In 1970, at the age of 41, Father Mobley entered the Pope John XXIII National Seminary in Weston, MA. Unfortunately, soon thereafter, Father Mobley suffered a heart attack, the first of three he would have in his lifetime, and had to have open-heart surgery. While this would have been an insurmountable hurdle for a lot of people, Father Mobley rose above his physical pains and persevered to complete his ordination in December 1973.

He then returned to Utah to serve in the Diocese of Salt Lake City. While there, Father Mobley touched innumerable lives and hearts, participated in charitable work, and ran a retreat house in Logan, UT. But the strains of his physical condition were taking their toll, and finally Father Mobley was forced to move from Salt Lake City, where, due to its high altitude, he was always accompanied by an oxygen mask. Although doctors advised retirement, Father Mobley chose to serve in the Washington Diocese in the Mukilteo and Everett areas, whose residents were fortunate enough to have been touched by this extraordinary person.

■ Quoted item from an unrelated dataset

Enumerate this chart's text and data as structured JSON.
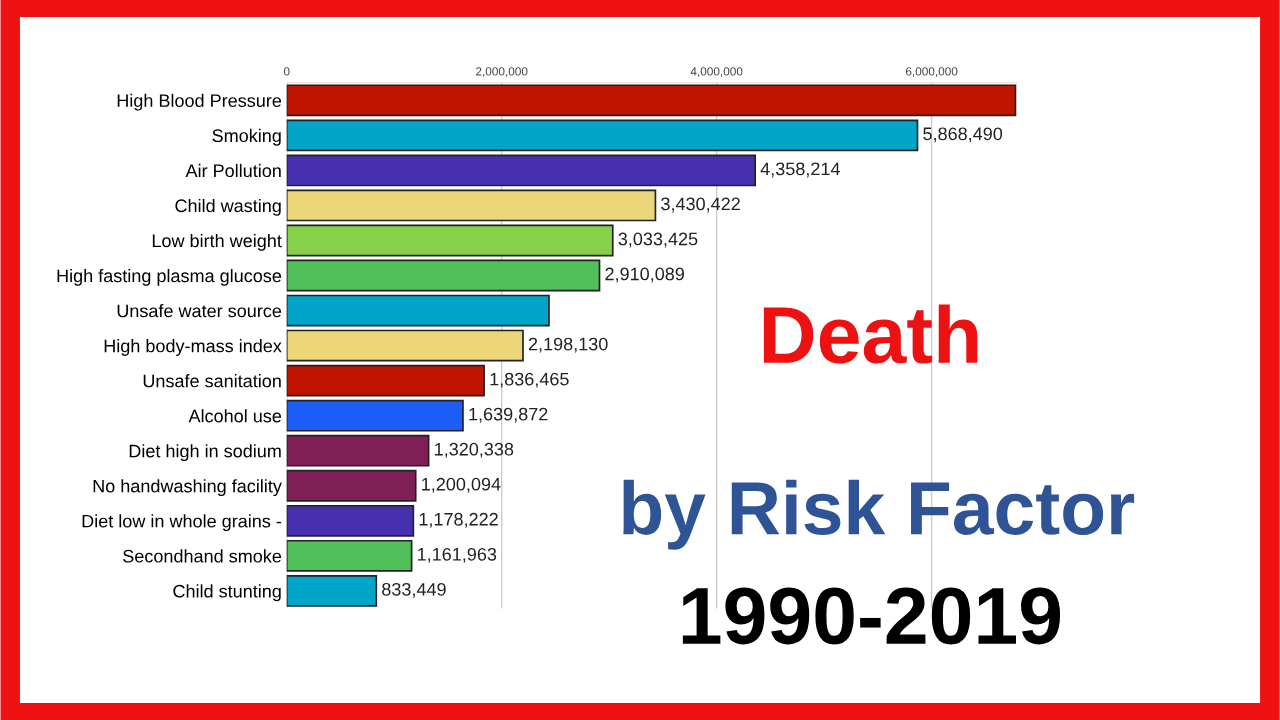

Today, I celebrate Father Mobley as an active, energetic, and generous man. He was generous with his faith sharing, he was generous with his counsel, and he was generous with his enthusiasm and conversation. Father Mobley was a man of incredible passion and compassion. His friends, family, and parishioners will remember him for his soulful sermons and championing of social justice.

Father Mobley challenged those around him to give and love unconditionally. This is a challenge each and every one of us can take inspiration from. He was truly a man who loved his fellow human beings, and he will be missed by those who had the opportunity to know him.